He was 19 when he took part in the D-Day Landings on June 6, 1944.
“I was only thinking about survival,” he told the Veterans History Project, a collection of the personal memories of military veterans that is part of the US Library of Congress.
“Once I got to the beach… I began immediately treating the men that were there.”
The now 99-year-old was decorated for his service in both France and Korea, receiving the Silver and Bronze Stars for bravery.
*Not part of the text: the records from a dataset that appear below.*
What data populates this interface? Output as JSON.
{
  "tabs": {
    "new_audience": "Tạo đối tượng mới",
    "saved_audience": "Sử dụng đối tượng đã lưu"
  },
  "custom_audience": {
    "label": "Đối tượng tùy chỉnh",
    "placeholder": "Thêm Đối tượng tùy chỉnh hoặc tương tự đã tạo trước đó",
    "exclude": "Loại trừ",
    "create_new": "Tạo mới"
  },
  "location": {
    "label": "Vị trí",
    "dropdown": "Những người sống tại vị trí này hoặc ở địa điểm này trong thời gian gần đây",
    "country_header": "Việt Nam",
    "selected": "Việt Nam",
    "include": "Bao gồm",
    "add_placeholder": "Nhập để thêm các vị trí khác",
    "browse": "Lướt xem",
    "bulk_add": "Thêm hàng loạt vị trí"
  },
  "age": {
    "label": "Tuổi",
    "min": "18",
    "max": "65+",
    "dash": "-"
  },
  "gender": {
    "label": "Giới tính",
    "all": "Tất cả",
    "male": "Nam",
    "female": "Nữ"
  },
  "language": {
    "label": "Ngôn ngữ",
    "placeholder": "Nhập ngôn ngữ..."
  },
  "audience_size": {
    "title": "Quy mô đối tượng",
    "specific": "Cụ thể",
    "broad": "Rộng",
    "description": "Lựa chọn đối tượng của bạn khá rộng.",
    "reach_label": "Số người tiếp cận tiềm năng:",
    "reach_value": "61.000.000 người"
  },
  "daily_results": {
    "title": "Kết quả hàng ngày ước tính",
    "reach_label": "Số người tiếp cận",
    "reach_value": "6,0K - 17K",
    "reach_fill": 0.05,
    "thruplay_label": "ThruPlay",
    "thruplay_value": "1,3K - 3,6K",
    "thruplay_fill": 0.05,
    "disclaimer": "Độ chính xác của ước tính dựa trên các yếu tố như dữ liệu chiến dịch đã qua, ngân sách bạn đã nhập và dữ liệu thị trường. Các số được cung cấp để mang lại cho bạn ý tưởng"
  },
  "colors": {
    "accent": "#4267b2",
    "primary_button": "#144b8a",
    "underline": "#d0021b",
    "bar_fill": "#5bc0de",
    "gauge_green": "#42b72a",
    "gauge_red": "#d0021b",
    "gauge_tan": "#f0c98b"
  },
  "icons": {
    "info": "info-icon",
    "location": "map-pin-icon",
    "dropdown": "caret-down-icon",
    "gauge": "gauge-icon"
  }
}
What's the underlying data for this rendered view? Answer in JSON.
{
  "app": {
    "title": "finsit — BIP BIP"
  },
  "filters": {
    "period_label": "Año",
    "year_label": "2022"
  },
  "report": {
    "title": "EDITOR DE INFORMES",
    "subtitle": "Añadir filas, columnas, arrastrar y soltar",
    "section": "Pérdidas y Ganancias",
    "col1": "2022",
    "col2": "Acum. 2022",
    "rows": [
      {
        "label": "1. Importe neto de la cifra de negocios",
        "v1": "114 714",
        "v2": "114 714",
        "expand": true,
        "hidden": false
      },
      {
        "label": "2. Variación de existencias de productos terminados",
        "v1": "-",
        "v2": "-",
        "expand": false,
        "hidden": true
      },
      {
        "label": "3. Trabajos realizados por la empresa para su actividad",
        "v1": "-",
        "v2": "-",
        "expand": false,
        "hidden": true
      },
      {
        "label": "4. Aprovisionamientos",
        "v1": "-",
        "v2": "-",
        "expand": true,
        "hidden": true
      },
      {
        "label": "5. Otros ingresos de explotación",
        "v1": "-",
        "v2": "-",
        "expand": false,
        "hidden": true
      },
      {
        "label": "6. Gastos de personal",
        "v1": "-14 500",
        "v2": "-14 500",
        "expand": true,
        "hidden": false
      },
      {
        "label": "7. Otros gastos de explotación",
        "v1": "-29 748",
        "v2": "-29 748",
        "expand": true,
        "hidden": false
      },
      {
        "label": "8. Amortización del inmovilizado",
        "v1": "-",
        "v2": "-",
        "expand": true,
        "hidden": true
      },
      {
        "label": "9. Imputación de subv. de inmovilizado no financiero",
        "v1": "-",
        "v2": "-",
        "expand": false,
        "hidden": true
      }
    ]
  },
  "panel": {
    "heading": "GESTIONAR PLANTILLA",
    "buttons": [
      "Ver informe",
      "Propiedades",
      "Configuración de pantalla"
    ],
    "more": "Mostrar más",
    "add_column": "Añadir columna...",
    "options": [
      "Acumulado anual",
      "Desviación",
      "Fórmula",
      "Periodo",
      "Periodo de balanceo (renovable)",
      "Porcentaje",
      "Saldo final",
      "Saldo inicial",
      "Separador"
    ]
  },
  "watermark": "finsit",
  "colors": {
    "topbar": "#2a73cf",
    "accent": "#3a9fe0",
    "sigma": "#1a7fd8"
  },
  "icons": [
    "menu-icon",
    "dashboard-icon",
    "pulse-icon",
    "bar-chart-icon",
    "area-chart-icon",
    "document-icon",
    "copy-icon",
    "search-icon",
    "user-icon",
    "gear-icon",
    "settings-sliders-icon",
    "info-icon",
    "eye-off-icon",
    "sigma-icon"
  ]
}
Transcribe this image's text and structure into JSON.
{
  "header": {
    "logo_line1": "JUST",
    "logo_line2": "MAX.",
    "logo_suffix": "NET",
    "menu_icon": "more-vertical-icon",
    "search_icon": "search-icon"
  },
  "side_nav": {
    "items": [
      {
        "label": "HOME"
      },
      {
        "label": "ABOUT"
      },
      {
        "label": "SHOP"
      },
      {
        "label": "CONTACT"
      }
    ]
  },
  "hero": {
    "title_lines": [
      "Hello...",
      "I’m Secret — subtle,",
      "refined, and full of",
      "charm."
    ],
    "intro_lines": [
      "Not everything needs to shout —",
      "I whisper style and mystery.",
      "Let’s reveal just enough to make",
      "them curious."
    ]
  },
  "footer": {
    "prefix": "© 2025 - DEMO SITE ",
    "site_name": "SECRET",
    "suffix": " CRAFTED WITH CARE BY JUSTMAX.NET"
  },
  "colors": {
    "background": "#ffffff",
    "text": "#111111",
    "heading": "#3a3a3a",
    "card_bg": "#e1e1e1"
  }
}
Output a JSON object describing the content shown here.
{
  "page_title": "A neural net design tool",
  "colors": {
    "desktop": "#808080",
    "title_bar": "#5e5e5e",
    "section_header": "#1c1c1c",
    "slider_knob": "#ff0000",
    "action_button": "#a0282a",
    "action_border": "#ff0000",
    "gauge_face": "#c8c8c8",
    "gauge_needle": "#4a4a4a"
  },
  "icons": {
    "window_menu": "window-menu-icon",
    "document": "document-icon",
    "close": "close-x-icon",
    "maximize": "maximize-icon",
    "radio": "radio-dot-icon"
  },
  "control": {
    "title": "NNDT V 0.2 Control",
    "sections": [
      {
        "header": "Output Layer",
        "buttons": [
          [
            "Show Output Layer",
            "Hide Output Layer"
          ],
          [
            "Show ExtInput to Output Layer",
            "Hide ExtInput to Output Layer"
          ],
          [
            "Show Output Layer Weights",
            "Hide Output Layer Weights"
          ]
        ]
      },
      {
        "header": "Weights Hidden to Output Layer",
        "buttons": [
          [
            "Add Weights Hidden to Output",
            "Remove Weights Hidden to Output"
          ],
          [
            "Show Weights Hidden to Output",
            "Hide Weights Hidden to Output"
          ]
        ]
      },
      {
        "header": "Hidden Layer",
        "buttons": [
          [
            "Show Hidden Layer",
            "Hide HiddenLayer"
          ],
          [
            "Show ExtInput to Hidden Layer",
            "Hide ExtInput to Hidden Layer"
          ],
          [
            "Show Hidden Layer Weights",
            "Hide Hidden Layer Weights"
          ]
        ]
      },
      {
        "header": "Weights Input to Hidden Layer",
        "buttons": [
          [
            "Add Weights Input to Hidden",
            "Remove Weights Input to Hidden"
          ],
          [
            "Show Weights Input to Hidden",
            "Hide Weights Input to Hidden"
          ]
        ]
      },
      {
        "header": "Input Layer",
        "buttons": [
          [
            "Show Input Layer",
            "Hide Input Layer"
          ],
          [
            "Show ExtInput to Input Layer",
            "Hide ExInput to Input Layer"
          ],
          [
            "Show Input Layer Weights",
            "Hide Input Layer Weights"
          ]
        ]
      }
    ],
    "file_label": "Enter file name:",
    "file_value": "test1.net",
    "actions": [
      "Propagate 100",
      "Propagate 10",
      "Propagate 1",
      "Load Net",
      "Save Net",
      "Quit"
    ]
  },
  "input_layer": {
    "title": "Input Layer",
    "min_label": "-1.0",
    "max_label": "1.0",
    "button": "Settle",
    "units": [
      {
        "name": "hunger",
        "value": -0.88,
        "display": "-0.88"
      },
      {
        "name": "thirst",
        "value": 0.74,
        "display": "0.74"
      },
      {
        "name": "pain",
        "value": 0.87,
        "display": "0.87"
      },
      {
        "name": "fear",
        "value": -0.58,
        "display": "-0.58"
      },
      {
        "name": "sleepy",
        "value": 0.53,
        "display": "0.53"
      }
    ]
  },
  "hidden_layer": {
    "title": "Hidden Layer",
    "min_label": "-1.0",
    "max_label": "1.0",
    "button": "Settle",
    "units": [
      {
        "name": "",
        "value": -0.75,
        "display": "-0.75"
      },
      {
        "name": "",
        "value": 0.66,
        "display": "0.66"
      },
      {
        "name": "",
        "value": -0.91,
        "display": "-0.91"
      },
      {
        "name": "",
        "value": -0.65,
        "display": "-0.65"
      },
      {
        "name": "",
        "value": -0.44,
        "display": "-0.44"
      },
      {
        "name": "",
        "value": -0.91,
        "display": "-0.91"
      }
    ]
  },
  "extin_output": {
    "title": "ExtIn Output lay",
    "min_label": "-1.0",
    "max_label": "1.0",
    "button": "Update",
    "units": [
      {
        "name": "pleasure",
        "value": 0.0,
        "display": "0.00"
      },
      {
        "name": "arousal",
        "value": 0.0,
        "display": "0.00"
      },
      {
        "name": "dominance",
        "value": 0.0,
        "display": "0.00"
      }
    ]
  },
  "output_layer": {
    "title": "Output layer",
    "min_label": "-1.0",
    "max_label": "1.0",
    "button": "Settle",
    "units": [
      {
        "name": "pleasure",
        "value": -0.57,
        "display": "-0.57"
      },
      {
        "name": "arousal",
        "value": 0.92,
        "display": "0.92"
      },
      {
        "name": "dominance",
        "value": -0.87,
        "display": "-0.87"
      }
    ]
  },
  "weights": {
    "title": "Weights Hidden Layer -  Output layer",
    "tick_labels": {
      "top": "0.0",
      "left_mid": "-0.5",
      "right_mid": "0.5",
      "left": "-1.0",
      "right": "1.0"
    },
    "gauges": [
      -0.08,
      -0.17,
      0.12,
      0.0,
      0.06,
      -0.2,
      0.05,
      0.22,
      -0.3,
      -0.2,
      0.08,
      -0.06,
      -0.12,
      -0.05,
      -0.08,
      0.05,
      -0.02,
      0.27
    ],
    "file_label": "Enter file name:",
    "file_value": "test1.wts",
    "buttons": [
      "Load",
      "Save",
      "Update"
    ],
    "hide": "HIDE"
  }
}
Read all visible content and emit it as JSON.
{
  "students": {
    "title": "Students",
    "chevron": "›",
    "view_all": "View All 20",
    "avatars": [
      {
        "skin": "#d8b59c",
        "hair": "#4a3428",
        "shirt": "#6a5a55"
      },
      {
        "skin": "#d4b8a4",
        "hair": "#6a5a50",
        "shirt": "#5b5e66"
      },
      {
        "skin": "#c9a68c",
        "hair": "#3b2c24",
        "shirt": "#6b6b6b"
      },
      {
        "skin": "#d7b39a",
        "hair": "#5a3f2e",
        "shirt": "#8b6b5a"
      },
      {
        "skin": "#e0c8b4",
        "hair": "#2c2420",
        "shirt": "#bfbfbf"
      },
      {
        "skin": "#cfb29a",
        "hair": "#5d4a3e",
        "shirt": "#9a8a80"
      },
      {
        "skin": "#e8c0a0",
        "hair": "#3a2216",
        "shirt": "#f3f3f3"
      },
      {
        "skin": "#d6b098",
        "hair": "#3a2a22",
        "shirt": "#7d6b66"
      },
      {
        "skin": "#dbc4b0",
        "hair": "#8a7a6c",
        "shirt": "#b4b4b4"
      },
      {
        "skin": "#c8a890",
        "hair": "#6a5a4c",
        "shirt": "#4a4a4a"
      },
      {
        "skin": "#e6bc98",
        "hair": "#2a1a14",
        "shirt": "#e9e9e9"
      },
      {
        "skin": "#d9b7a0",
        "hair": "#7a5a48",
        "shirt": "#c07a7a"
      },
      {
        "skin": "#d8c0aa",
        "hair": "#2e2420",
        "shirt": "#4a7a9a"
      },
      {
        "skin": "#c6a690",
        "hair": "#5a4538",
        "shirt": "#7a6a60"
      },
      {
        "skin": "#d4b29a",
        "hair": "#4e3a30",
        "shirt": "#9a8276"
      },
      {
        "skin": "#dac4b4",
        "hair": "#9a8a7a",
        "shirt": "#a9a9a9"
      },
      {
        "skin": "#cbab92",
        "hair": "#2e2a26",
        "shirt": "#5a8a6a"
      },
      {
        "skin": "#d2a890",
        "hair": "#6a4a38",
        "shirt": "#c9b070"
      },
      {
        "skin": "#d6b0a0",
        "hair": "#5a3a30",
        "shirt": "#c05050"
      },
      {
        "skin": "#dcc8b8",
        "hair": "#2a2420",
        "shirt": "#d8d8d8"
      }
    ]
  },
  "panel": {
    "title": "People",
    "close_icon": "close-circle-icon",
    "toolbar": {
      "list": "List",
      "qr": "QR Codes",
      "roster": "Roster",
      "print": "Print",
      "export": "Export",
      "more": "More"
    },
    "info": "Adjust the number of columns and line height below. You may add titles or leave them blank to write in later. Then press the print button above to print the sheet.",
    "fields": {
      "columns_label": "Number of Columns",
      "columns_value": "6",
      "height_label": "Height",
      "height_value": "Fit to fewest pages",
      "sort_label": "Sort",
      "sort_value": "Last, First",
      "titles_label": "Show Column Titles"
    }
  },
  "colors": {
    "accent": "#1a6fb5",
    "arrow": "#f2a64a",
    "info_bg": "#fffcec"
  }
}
He was awarded the French Légion d’Honneur by President Nicolas Sarkozy in 2007.
Some 500 people attended a service at Colleville-sur-Mer on Sunday, May 26, in honour of the 9,388 US soldiers who were laid to rest in the cemetery.
Memorial Day, a US public holiday held on the last Monday in May, was established after the Civil War in 1865 to honour those who had died while serving in the United States Armed Forces.
Mr Shay has lived in Normandy since 2018. He is the last survivor of the 500 Native Americans who landed on the beaches of Normandy in June, 1944.
He pulled several wounded fellow soldiers from the water and carried them onto Omaha Beach.
“I looked back and I saw that there were many wounded men that were floundering in the water and could not help themselves and I knew that if nobody went to help them they were doomed to die. So I left what I was doing on the beach and I proceeded to get as many men as I could out of the water,” he told the Veterans History Project.
The cemetery will also host some 12,000 people on June 6 to commemorate the 80th anniversary of D-Day. Mr Shay intends to return to honour his fallen comrades.